With the Cold War “over,” social engineers are scrambling for the “peace dividend”—the bonanza of cash expected to derive from a winding down of military expenditures that have been allocated to defend against the Soviet military threat. Regardless of the status of the Cold War and of the Soviet threat, and that is by no means clear, surely defense spending will decline in the next few years. The times are just that way. What shall we do with the money?

Of course, there will be no “extra” money to spend, since the federal budget has been operating at a deficit of hundreds of billions of dollars throughout the 1980’s. Our cumulative federal deficit is over $2 trillion, almost 40 percent of our annual production of goods and services, our Gross National Product (GNP). The interest payment alone on the federal debt last year was over $200 billion. This is one federal expenditure that is strangling our country. But as any social engineer worth his salt will tell you, it’s all a matter of priorities. It’s better to educate the ignorant and house the homeless than to pay off the deficit. After all, we’ve had a deficit for many years and survived, but if we don’t upgrade our “human capital” now, we are going to spend more later for social services to help or house the ignorant, the unemployed, the needy, and the criminal.

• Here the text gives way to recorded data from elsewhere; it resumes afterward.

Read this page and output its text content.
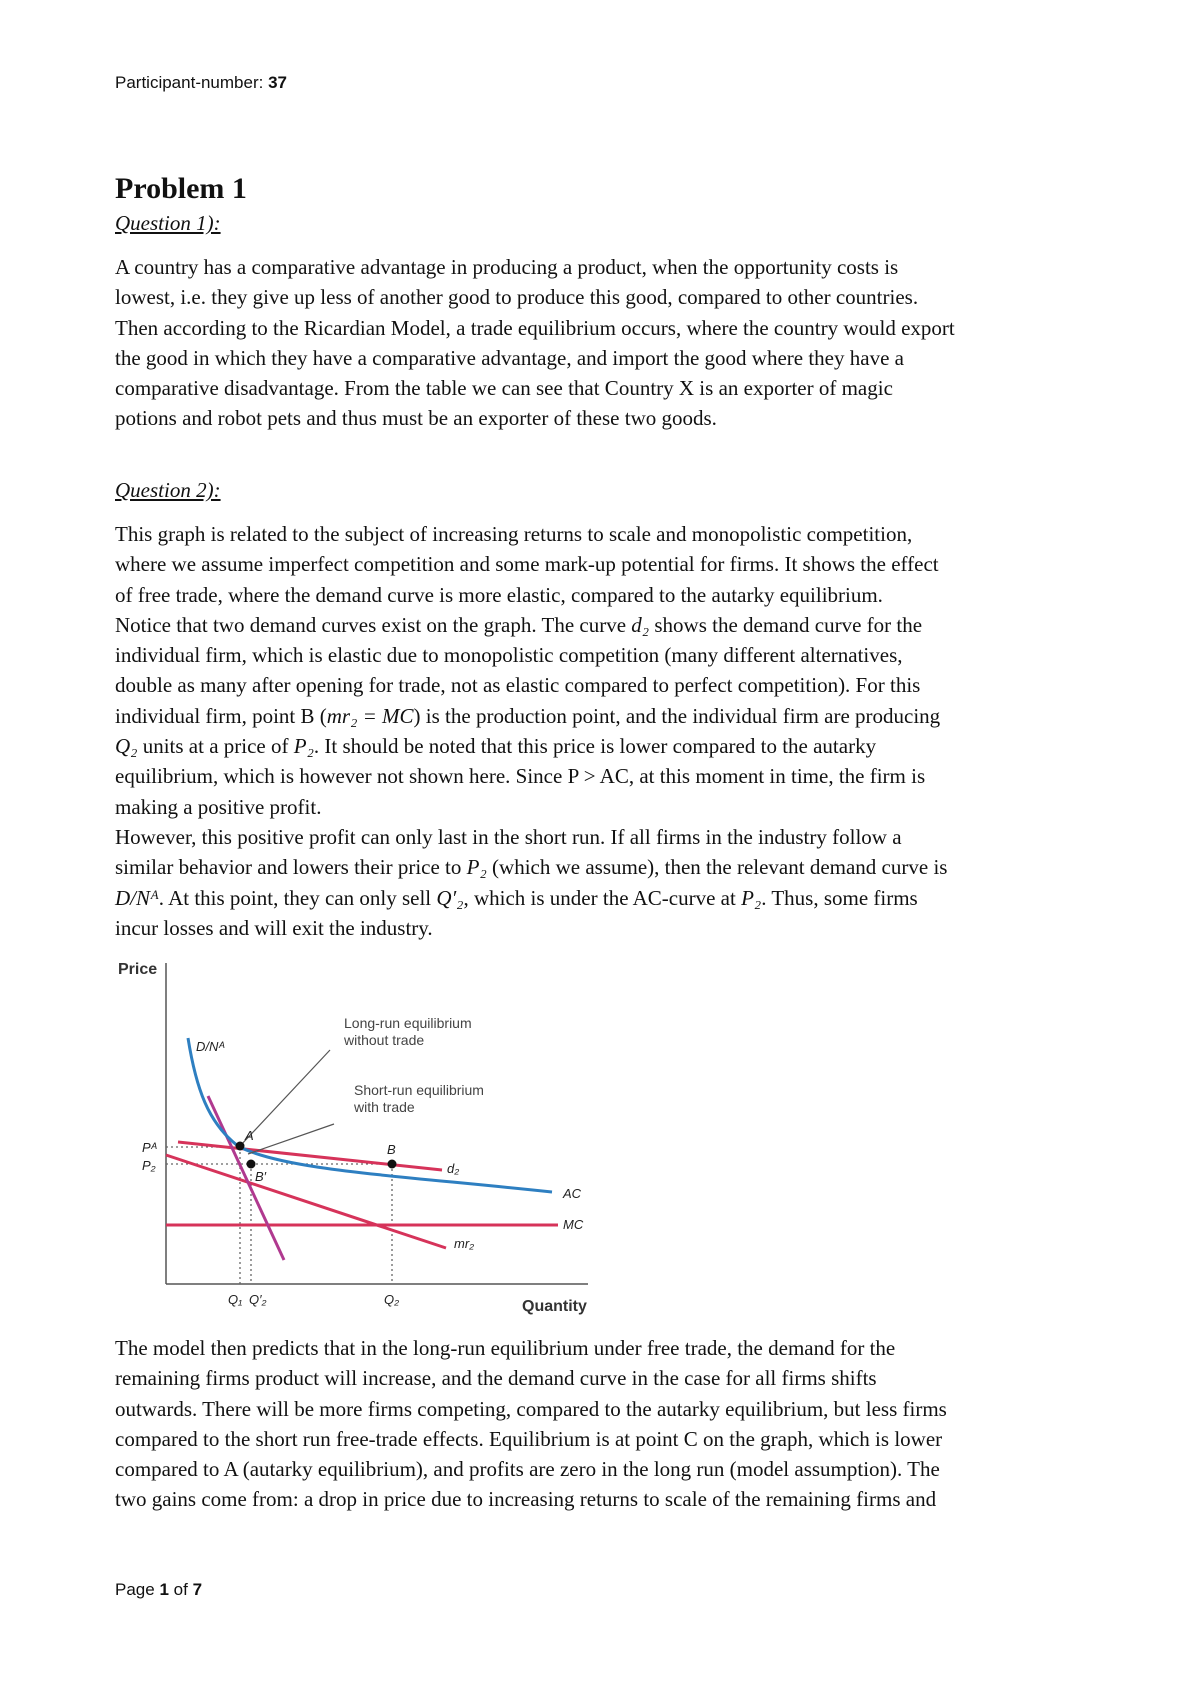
Participant-number: 37
Problem 1
Question 1):

A country has a comparative advantage in producing a product, when the opportunity costs is
lowest, i.e. they give up less of another good to produce this good, compared to other countries.
Then according to the Ricardian Model, a trade equilibrium occurs, where the country would export
the good in which they have a comparative advantage, and import the good where they have a
comparative disadvantage. From the table we can see that Country X is an exporter of magic
potions and robot pets and thus must be an exporter of these two goods.

Question 2):

This graph is related to the subject of increasing returns to scale and monopolistic competition,
where we assume imperfect competition and some mark-up potential for firms. It shows the effect
of free trade, where the demand curve is more elastic, compared to the autarky equilibrium.
Notice that two demand curves exist on the graph. The curve d₂ shows the demand curve for the
individual firm, which is elastic due to monopolistic competition (many different alternatives,
double as many after opening for trade, not as elastic compared to perfect competition). For this
individual firm, point B (mr₂ = MC) is the production point, and the individual firm are producing
Q₂ units at a price of P₂. It should be noted that this price is lower compared to the autarky
equilibrium, which is however not shown here. Since P > AC, at this moment in time, the firm is
making a positive profit.
However, this positive profit can only last in the short run. If all firms in the industry follow a
similar behavior and lowers their price to P₂ (which we assume), then the relevant demand curve is
D/Nᴬ. At this point, they can only sell Q′₂, which is under the AC-curve at P₂. Thus, some firms
incur losses and will exit the industry.

Price
Quantity
A
B
B′
D/Nᴬ
d₂
AC
MC
mr₂
Pᴬ
P₂
Q₁ Q′₂	Q₂
Long-run equilibrium
without trade
Short-run equilibrium
with trade

The model then predicts that in the long-run equilibrium under free trade, the demand for the
remaining firms product will increase, and the demand curve in the case for all firms shifts
outwards. There will be more firms competing, compared to the autarky equilibrium, but less firms
compared to the short run free-trade effects. Equilibrium is at point C on the graph, which is lower
compared to A (autarky equilibrium), and profits are zero in the long run (model assumption). The
two gains come from: a drop in price due to increasing returns to scale of the remaining firms and

Page 1 of 7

While our consciences are being pricked by this type of threatening rhetoric, we would be wise to review the growth of government social welfare expenditures since 1950. Total social welfare expenditures, including social insurance, public aid, education, housing, and health care, came to $23 billion in 1950, about 8.2 percent of our GNP. In 1987 government spent $834 billion, about 18.8 percent of our GNP. In other words, in 1987 we spent 36 times more on social welfare than in 1950. Of course, our population has grown, inflation has cheapened the dollar, and the economy as a whole has grown. Nonetheless, the amount of government spending on social welfare as a percentage of GNP has increased almost 2/2 times. Incidentally, U.S. military expenditure as a percentage of GNP went from 4.4 percent in 1950 to about 6 percent in 1987, with slight declines in the last several years. Soviet military expenditures in 1989 were somewhere between 16 percent and 20 percent of their GNP.

Most of the growth of government spending on social welfare has been at the federal level. In 1950 federal social spending was $10.5 billion, about 3.7 percent of GNP, while in 1987 federal spending leaped to $500 billion, about 11.3 percent of GNP. Federal spending on housing increased about 740 times, and spending on education increased 100 times. Undaunted, most social engineers would say that despite this increase in government spending, we still have a higher school dropout rate, a greater decline in educational achievement, and an increase in homelessness, drug use, teen pregnancy, violent crime, etc. They would say now, more than ever, we need to strengthen the government programs to deal with these problems.

The facts suggest a simpler conclusion, namely, that government social welfare programs have been counterproductive. They have increased over the last forty years the number of Americans with psychological, social, economic, and even physical problems who are now dependent on government. The actual beneficiaries are the growing armies of bureaucrats, social workers, and suppliers who receive the salaries, government pensions, and purchasing contracts to administer these programs.

The proposition that the growth of government has weakened the initiative and sense of social obligation of our citizenry is validated by the experience of Eastern Europeans. They have experienced the realities of governments that promise free education, free medical care, full employment, inexpensive housing and transportation, and guaranteed pensions. And yet the superiority of our democracy and free enterprise roll off our lips so easily, even as the growth of our federal government supersedes and weakens private initiative, family integrity, local schools, charities, and communities. It would be ironic indeed if we did not see the lesson of Eastern Europe and apply it to our own society. It’s time to roll back the welfare state; it may be the only long-term method to help the needy.